Отец настоятель чувствовал, что кощунствует, но слова сами срывались с его уст, помимо воли Яна.
– Помочь мне? – саркастически ухмыльнулся дьявол.
И некоторое время качал головой, уставясь перед собой в одну точку.
– Еще никто не предлагал мне помощи, – тихо произнес он после долгой паузы. – Я – многим, но мне – никто. Может быть, ты и вправду святой? Несмотря на все твои грехи? Грешный святой, святой грешник… настоятель казимежского кабака! Но даже если так, если ты искренен в своем порыве, как я в своей исповеди, – чем
– Еще не знаю, – честно признался Ян. – Но если ты кое-что объяснишь мне, я надеюсь, отыщется выход…

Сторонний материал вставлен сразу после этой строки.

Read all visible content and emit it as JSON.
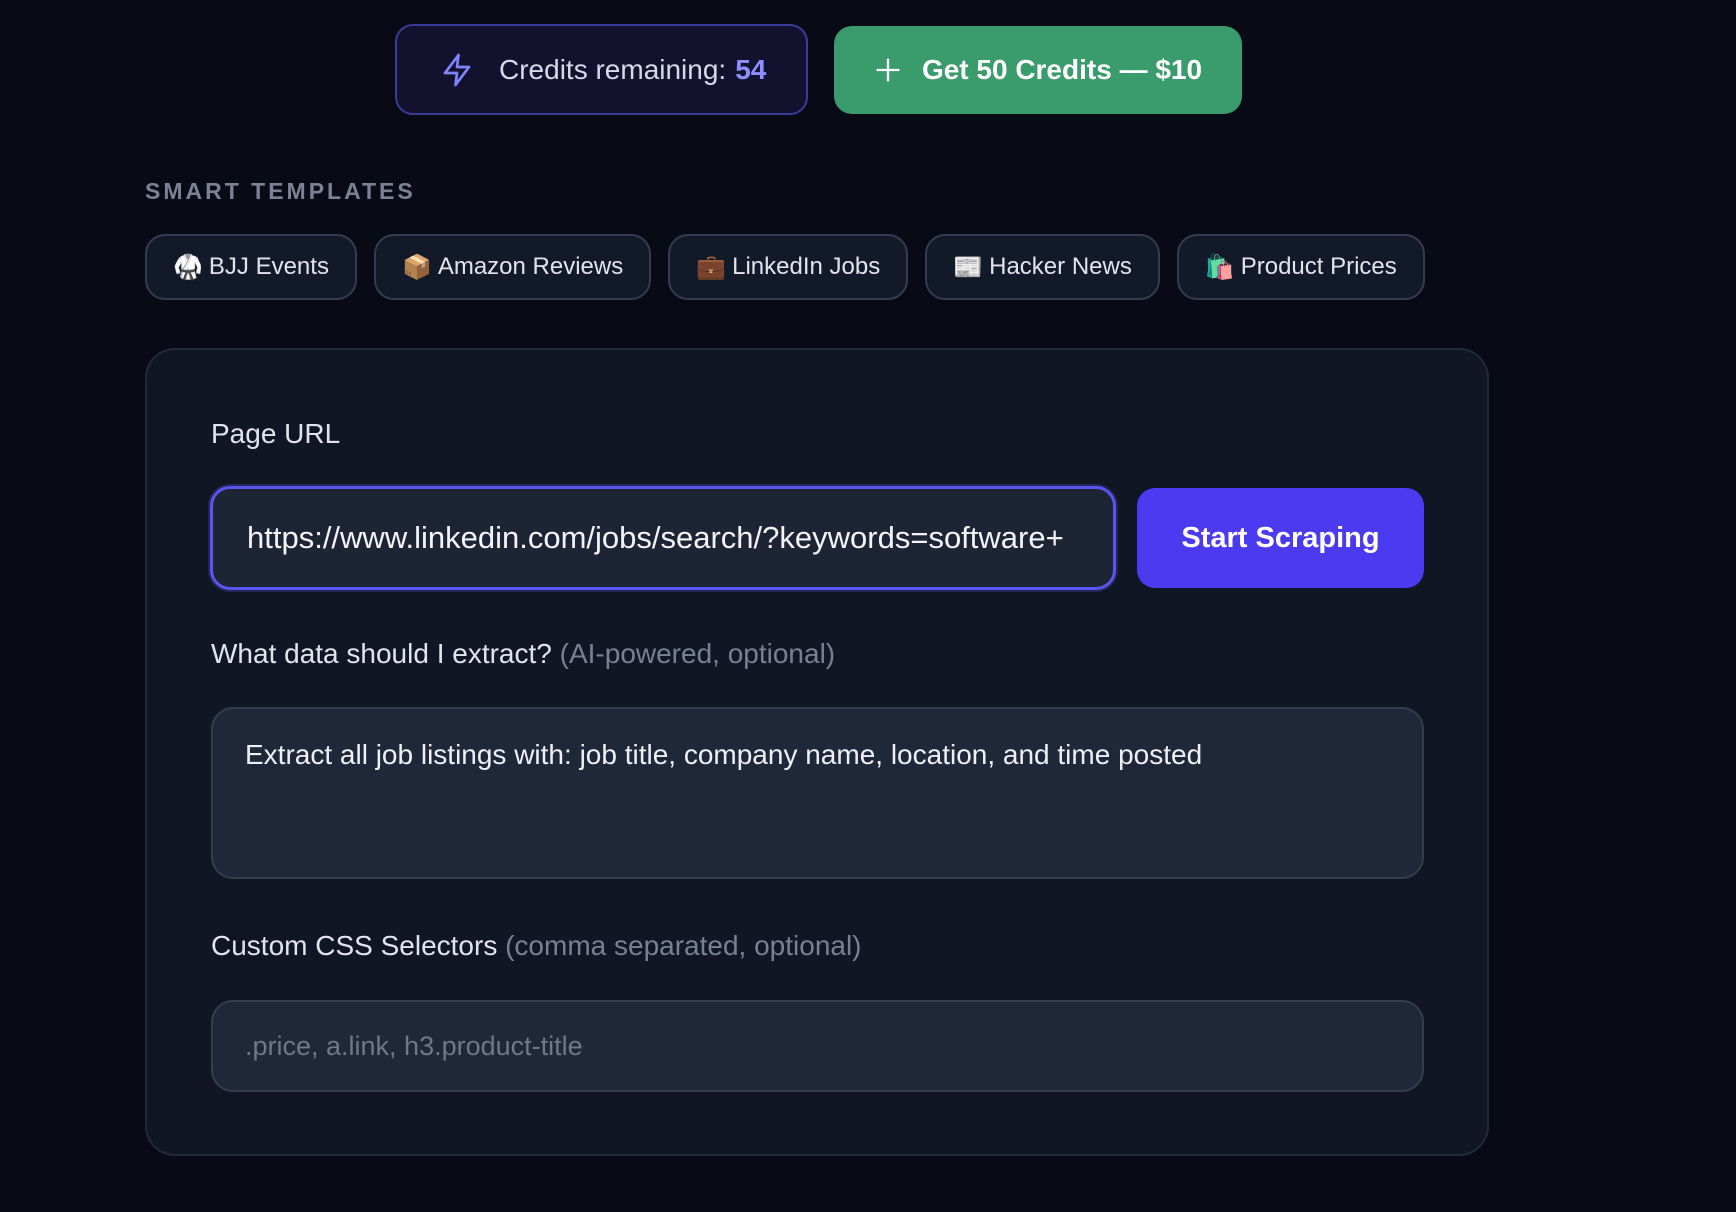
{
  "credits": {
    "label": "Credits remaining:",
    "count": "54",
    "icon": "lightning-bolt-icon",
    "accent_color": "#8b8fff"
  },
  "buy": {
    "label": "Get 50 Credits — $10",
    "icon": "plus-icon",
    "color": "#3a9c6c"
  },
  "templates": {
    "heading": "SMART TEMPLATES",
    "items": [
      {
        "emoji": "🥋",
        "label": "BJJ Events"
      },
      {
        "emoji": "📦",
        "label": "Amazon Reviews"
      },
      {
        "emoji": "💼",
        "label": "LinkedIn Jobs"
      },
      {
        "emoji": "📰",
        "label": "Hacker News"
      },
      {
        "emoji": "🛍️",
        "label": "Product Prices"
      }
    ]
  },
  "form": {
    "url_label": "Page URL",
    "url_value": "https://www.linkedin.com/jobs/search/?keywords=software+",
    "start_label": "Start Scraping",
    "start_color": "#4b3aef",
    "prompt_label": "What data should I extract?",
    "prompt_hint": "(AI-powered, optional)",
    "prompt_value": "Extract all job listings with: job title, company name, location, and time posted",
    "selectors_label": "Custom CSS Selectors",
    "selectors_hint": "(comma separated, optional)",
    "selectors_value": "",
    "selectors_placeholder": ".price, a.link, h3.product-title"
  }
}
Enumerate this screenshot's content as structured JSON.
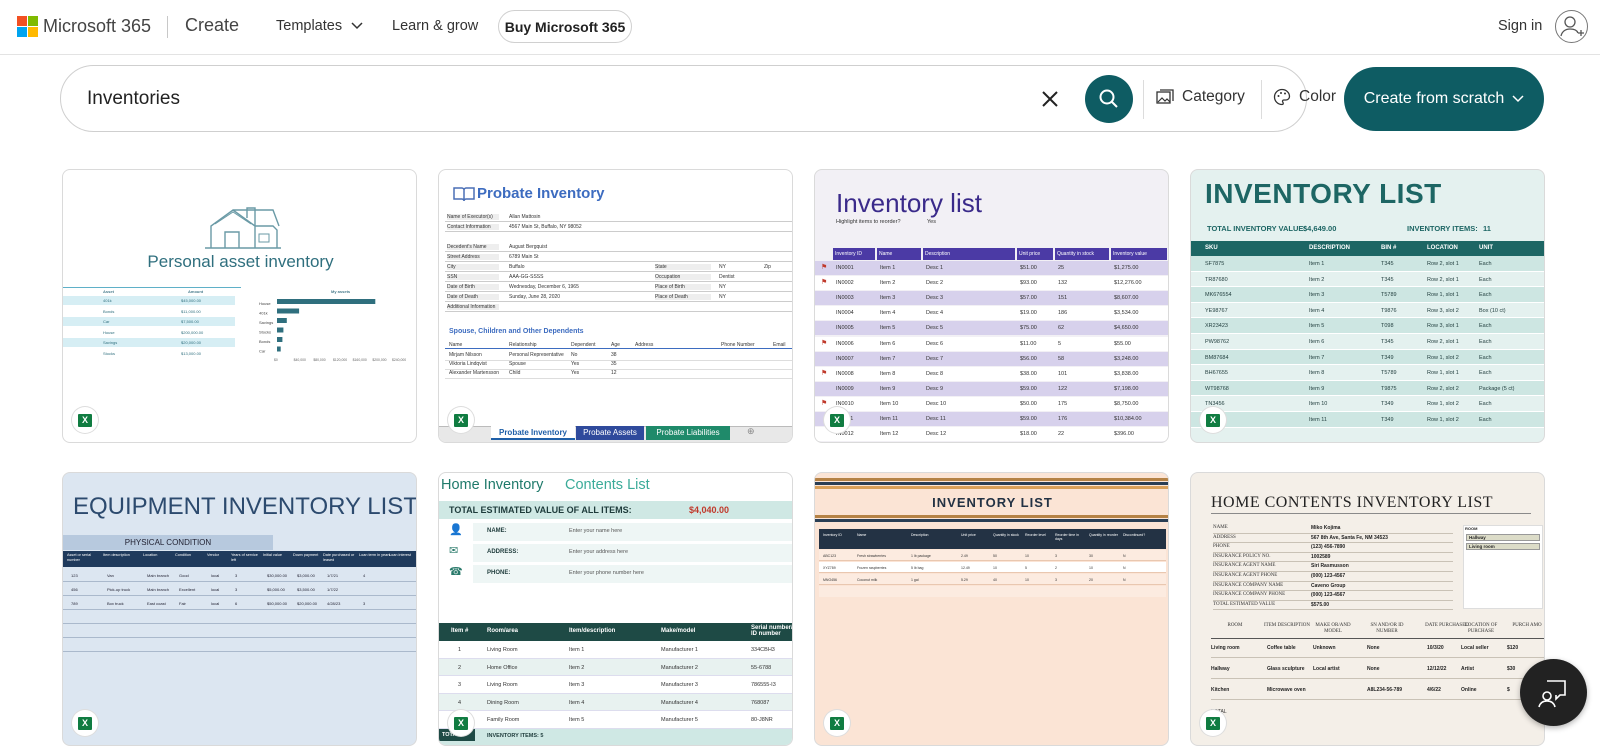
{
  "header": {
    "brand": "Microsoft 365",
    "section": "Create",
    "nav": [
      "Templates",
      "Learn & grow"
    ],
    "buy": "Buy Microsoft 365",
    "signin": "Sign in"
  },
  "search": {
    "value": "Inventories",
    "category": "Category",
    "color": "Color",
    "create": "Create from scratch"
  },
  "colors": {
    "accent": "#0e5c63",
    "excel": "#107c41"
  },
  "cards": [
    {
      "title": "Personal asset inventory",
      "table_headers": [
        "Asset",
        "Amount"
      ],
      "chart_title": "My assets",
      "rows": [
        [
          "401k",
          "$45,000.00"
        ],
        [
          "Bonds",
          "$11,000.00"
        ],
        [
          "Car",
          "$7,500.00"
        ],
        [
          "House",
          "$200,000.00"
        ],
        [
          "Savings",
          "$20,000.00"
        ],
        [
          "Stocks",
          "$13,000.00"
        ]
      ],
      "bar_labels": [
        "House",
        "401k",
        "Savings",
        "Stocks",
        "Bonds",
        "Car"
      ],
      "bar_values": [
        200000,
        45000,
        20000,
        13000,
        11000,
        7500
      ],
      "axis": [
        "$0",
        "$40,000",
        "$80,000",
        "$120,000",
        "$160,000",
        "$200,000",
        "$240,000"
      ]
    },
    {
      "title": "Probate Inventory",
      "executor": [
        [
          "Name of Executor(s)",
          "Allan Mattosin"
        ],
        [
          "Contact Information",
          "4567 Main St, Buffalo, NY 98052"
        ]
      ],
      "decedent": [
        [
          "Decedent's Name",
          "August Bergquist"
        ],
        [
          "Street Address",
          "6789 Main St"
        ],
        [
          "City",
          "Buffalo"
        ],
        [
          "SSN",
          "AAA-GG-SSSS"
        ],
        [
          "Date of Birth",
          "Wednesday, December 6, 1965"
        ],
        [
          "Date of Death",
          "Sunday, June 28, 2020"
        ],
        [
          "Additional Information",
          ""
        ]
      ],
      "side": [
        [
          "State",
          "NY"
        ],
        [
          "Occupation",
          "Dentist"
        ],
        [
          "Place of Birth",
          "NY"
        ],
        [
          "Place of Death",
          "NY"
        ]
      ],
      "zip": "Zip",
      "dep_title": "Spouse, Children and Other Dependents",
      "dep_headers": [
        "Name",
        "Relationship",
        "Dependent",
        "Age",
        "Address",
        "Phone Number",
        "Email"
      ],
      "deps": [
        [
          "Mirjam Nilsson",
          "Personal Representative",
          "No",
          "38"
        ],
        [
          "Viktoria Lindqvist",
          "Spouse",
          "Yes",
          "35"
        ],
        [
          "Alexander Martensson",
          "Child",
          "Yes",
          "12"
        ]
      ],
      "tabs": [
        "Probate Inventory",
        "Probate Assets",
        "Probate Liabilities"
      ]
    },
    {
      "title": "Inventory list",
      "highlight": "Highlight items to reorder?",
      "highlight_val": "Yes",
      "headers": [
        "Inventory ID",
        "Name",
        "Description",
        "Unit price",
        "Quantity in stock",
        "Inventory value"
      ],
      "rows": [
        [
          "IN0001",
          "Item 1",
          "Desc 1",
          "$51.00",
          "25",
          "$1,275.00"
        ],
        [
          "IN0002",
          "Item 2",
          "Desc 2",
          "$93.00",
          "132",
          "$12,276.00"
        ],
        [
          "IN0003",
          "Item 3",
          "Desc 3",
          "$57.00",
          "151",
          "$8,607.00"
        ],
        [
          "IN0004",
          "Item 4",
          "Desc 4",
          "$19.00",
          "186",
          "$3,534.00"
        ],
        [
          "IN0005",
          "Item 5",
          "Desc 5",
          "$75.00",
          "62",
          "$4,650.00"
        ],
        [
          "IN0006",
          "Item 6",
          "Desc 6",
          "$11.00",
          "5",
          "$55.00"
        ],
        [
          "IN0007",
          "Item 7",
          "Desc 7",
          "$56.00",
          "58",
          "$3,248.00"
        ],
        [
          "IN0008",
          "Item 8",
          "Desc 8",
          "$38.00",
          "101",
          "$3,838.00"
        ],
        [
          "IN0009",
          "Item 9",
          "Desc 9",
          "$59.00",
          "122",
          "$7,198.00"
        ],
        [
          "IN0010",
          "Item 10",
          "Desc 10",
          "$50.00",
          "175",
          "$8,750.00"
        ],
        [
          "IN0011",
          "Item 11",
          "Desc 11",
          "$59.00",
          "176",
          "$10,384.00"
        ],
        [
          "IN0012",
          "Item 12",
          "Desc 12",
          "$18.00",
          "22",
          "$396.00"
        ]
      ]
    },
    {
      "title": "INVENTORY LIST",
      "total_label": "TOTAL INVENTORY VALUE:",
      "total": "$4,649.00",
      "items_label": "INVENTORY ITEMS:",
      "items": "11",
      "headers": [
        "SKU",
        "DESCRIPTION",
        "BIN #",
        "LOCATION",
        "UNIT"
      ],
      "rows": [
        [
          "SF7875",
          "Item 1",
          "T345",
          "Row 2, slot 1",
          "Each"
        ],
        [
          "TR87680",
          "Item 2",
          "T345",
          "Row 2, slot 1",
          "Each"
        ],
        [
          "MK676554",
          "Item 3",
          "T5789",
          "Row 1, slot 1",
          "Each"
        ],
        [
          "YE98767",
          "Item 4",
          "T9876",
          "Row 3, slot 2",
          "Box (10 ct)"
        ],
        [
          "XR23423",
          "Item 5",
          "T098",
          "Row 3, slot 1",
          "Each"
        ],
        [
          "PW98762",
          "Item 6",
          "T345",
          "Row 2, slot 1",
          "Each"
        ],
        [
          "BM87684",
          "Item 7",
          "T349",
          "Row 1, slot 2",
          "Each"
        ],
        [
          "BH67655",
          "Item 8",
          "T5789",
          "Row 1, slot 1",
          "Each"
        ],
        [
          "WT98768",
          "Item 9",
          "T9875",
          "Row 2, slot 2",
          "Package (5 ct)"
        ],
        [
          "TN3456",
          "Item 10",
          "T349",
          "Row 1, slot 2",
          "Each"
        ],
        [
          "GS123",
          "Item 11",
          "T349",
          "Row 1, slot 2",
          "Each"
        ]
      ]
    },
    {
      "title": "EQUIPMENT INVENTORY LIST",
      "subtitle": "PHYSICAL CONDITION",
      "headers": [
        "Asset or serial number",
        "Item description",
        "Location",
        "Condition",
        "Vendor",
        "Years of service left",
        "Initial value",
        "Down payment",
        "Date purchased or leased",
        "Loan term in years",
        "Loan interest"
      ],
      "rows": [
        [
          "123",
          "Van",
          "Main branch",
          "Good",
          "local",
          "3",
          "$30,000.00",
          "$3,000.00",
          "1/7/21",
          "4",
          ""
        ],
        [
          "456",
          "Pick-up truck",
          "Main branch",
          "Excellent",
          "local",
          "3",
          "$5,000.00",
          "$3,500.00",
          "1/7/22",
          "",
          ""
        ],
        [
          "789",
          "Box truck",
          "East coast",
          "Fair",
          "local",
          "6",
          "$50,000.00",
          "$20,000.00",
          "4/28/23",
          "3",
          ""
        ]
      ]
    },
    {
      "title": "Home Inventory",
      "subtitle": "Contents List",
      "total_label": "TOTAL ESTIMATED VALUE OF ALL ITEMS:",
      "total": "$4,040.00",
      "fields": [
        [
          "NAME:",
          "Enter your name here"
        ],
        [
          "ADDRESS:",
          "Enter your address here"
        ],
        [
          "PHONE:",
          "Enter your phone number here"
        ]
      ],
      "headers": [
        "Item #",
        "Room/area",
        "Item/description",
        "Make/model",
        "Serial number/ ID number"
      ],
      "rows": [
        [
          "1",
          "Living Room",
          "Item 1",
          "Manufacturer 1",
          "334CBH3"
        ],
        [
          "2",
          "Home Office",
          "Item 2",
          "Manufacturer 2",
          "55-6788"
        ],
        [
          "3",
          "Living Room",
          "Item 3",
          "Manufacturer 3",
          "786555-I3"
        ],
        [
          "4",
          "Dining Room",
          "Item 4",
          "Manufacturer 4",
          "768087"
        ],
        [
          "5",
          "Family Room",
          "Item 5",
          "Manufacturer 5",
          "80-J8NR"
        ]
      ],
      "totals": "TOTALS",
      "items": "INVENTORY ITEMS: 5"
    },
    {
      "title": "INVENTORY LIST",
      "headers": [
        "Inventory ID",
        "Name",
        "Description",
        "Unit price",
        "Quantity in stock",
        "Reorder level",
        "Reorder time in days",
        "Quantity in reorder",
        "Discontinued?"
      ],
      "rows": [
        [
          "ABC123",
          "Fresh strawberries",
          "1 lb package",
          "2.49",
          "50",
          "10",
          "3",
          "30",
          "N"
        ],
        [
          "XYZ789",
          "Frozen raspberries",
          "5 lb bag",
          "12.49",
          "10",
          "5",
          "2",
          "10",
          "N"
        ],
        [
          "MNO456",
          "Coconut milk",
          "1 gal",
          "5.29",
          "40",
          "10",
          "3",
          "20",
          "N"
        ]
      ]
    },
    {
      "title": "HOME CONTENTS INVENTORY LIST",
      "fields": [
        [
          "NAME",
          "Miko Kojima"
        ],
        [
          "ADDRESS",
          "567 8th Ave, Santa Fe, NM 34523"
        ],
        [
          "PHONE",
          "(123) 456-7890"
        ],
        [
          "INSURANCE POLICY NO.",
          "1002589"
        ],
        [
          "INSURANCE AGENT NAME",
          "Siri Rasmusson"
        ],
        [
          "INSURANCE AGENT PHONE",
          "(000) 123-4567"
        ],
        [
          "INSURANCE COMPANY NAME",
          "Caveno Group"
        ],
        [
          "INSURANCE COMPANY PHONE",
          "(000) 123-4567"
        ],
        [
          "TOTAL ESTIMATED VALUE",
          "$575.00"
        ]
      ],
      "room_label": "ROOM",
      "rooms": [
        "Hallway",
        "Living room"
      ],
      "headers": [
        "ROOM",
        "ITEM DESCRIPTION",
        "MAKE OR/AND MODEL",
        "SN AND/OR ID NUMBER",
        "DATE PURCHASED",
        "LOCATION OF PURCHASE",
        "PURCH AMO"
      ],
      "rows": [
        [
          "Living room",
          "Coffee table",
          "Unknown",
          "None",
          "10/3/20",
          "Local seller",
          "$120"
        ],
        [
          "Hallway",
          "Glass sculpture",
          "Local artist",
          "None",
          "12/12/22",
          "Artist",
          "$30"
        ],
        [
          "Kitchen",
          "Microwave oven",
          "",
          "A8L234-56-789",
          "4/6/22",
          "Online",
          "$"
        ]
      ],
      "total": "TOTAL"
    }
  ]
}
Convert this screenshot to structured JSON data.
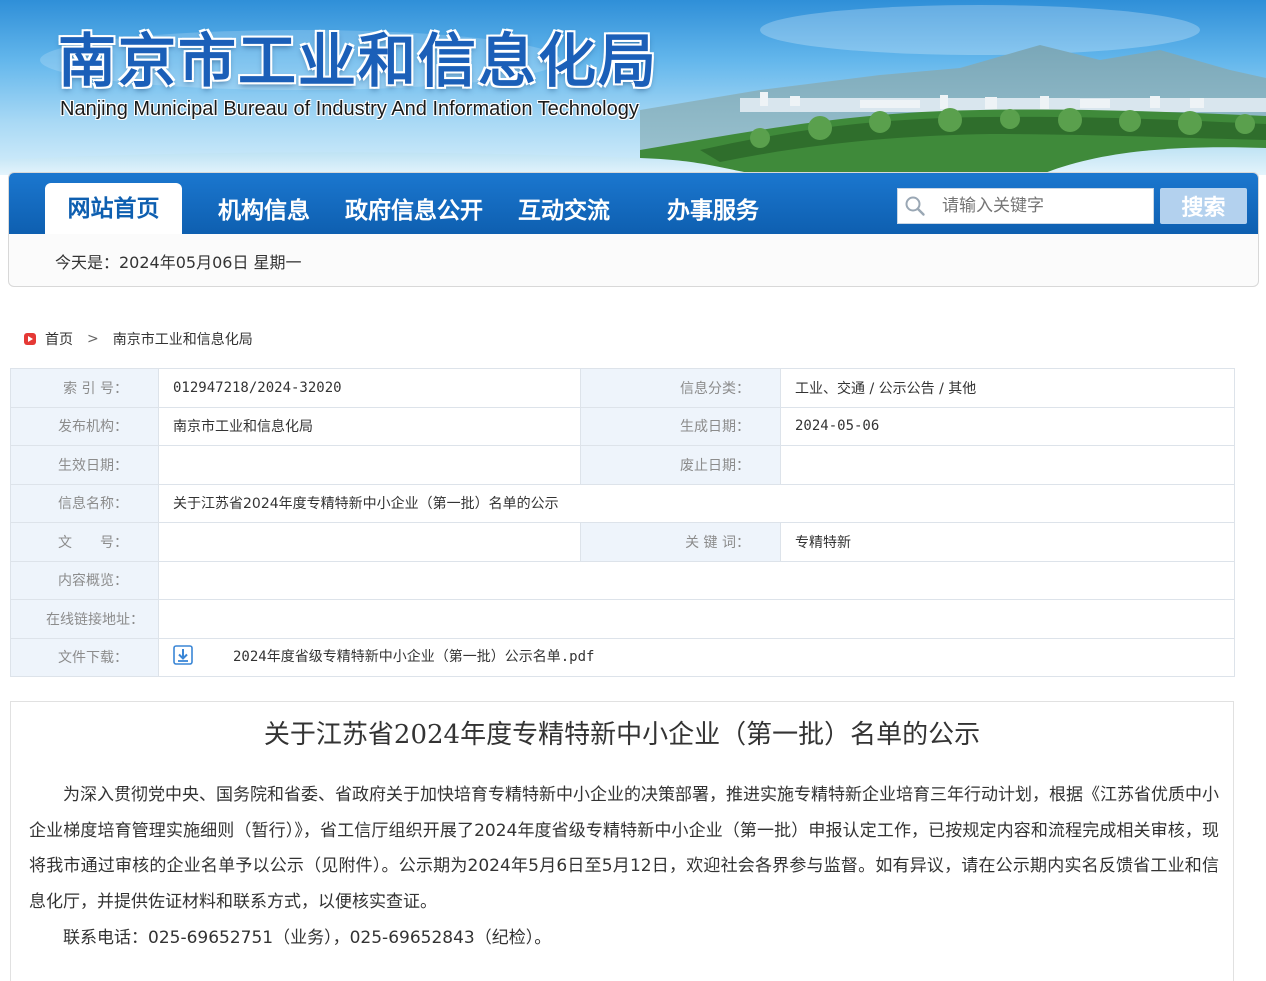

– И что же вам не терпится узнать, святой отец? Не приходилось раньше исповедовать дьявола? – Петушиное Перо сбился на свой обычный язвительный тон, но тут же оборвал сам себя. – Тем более что я не советую верить мне до конца. Даже когда я говорю правду – а я говорю ее куда чаще, чем думаете вы, люди, – в ней, в этой правде, может таиться подвох, незаметный для меня самого! Ты это должен понимать лучше других, святой отец… А я, в свою очередь, не верю, что ты способен мне чем-то помочь. Подумай, как ты собираешься это сделать? Душу свою продашь, чтоб спасти проклятого?! Нет, знаю, не продашь… да и нет у меня права подписывать подобный договор. До встречи с ней, – он кивнул на закусившую губу Марту, – я бы не стал даже разговаривать с тобой об этом. Но чем черт не шутит, когда дьявол спит! Как тебе такая шутка, святой отец?! Знаю, не нравится… Спрашивай! И я отвечу, если смогу.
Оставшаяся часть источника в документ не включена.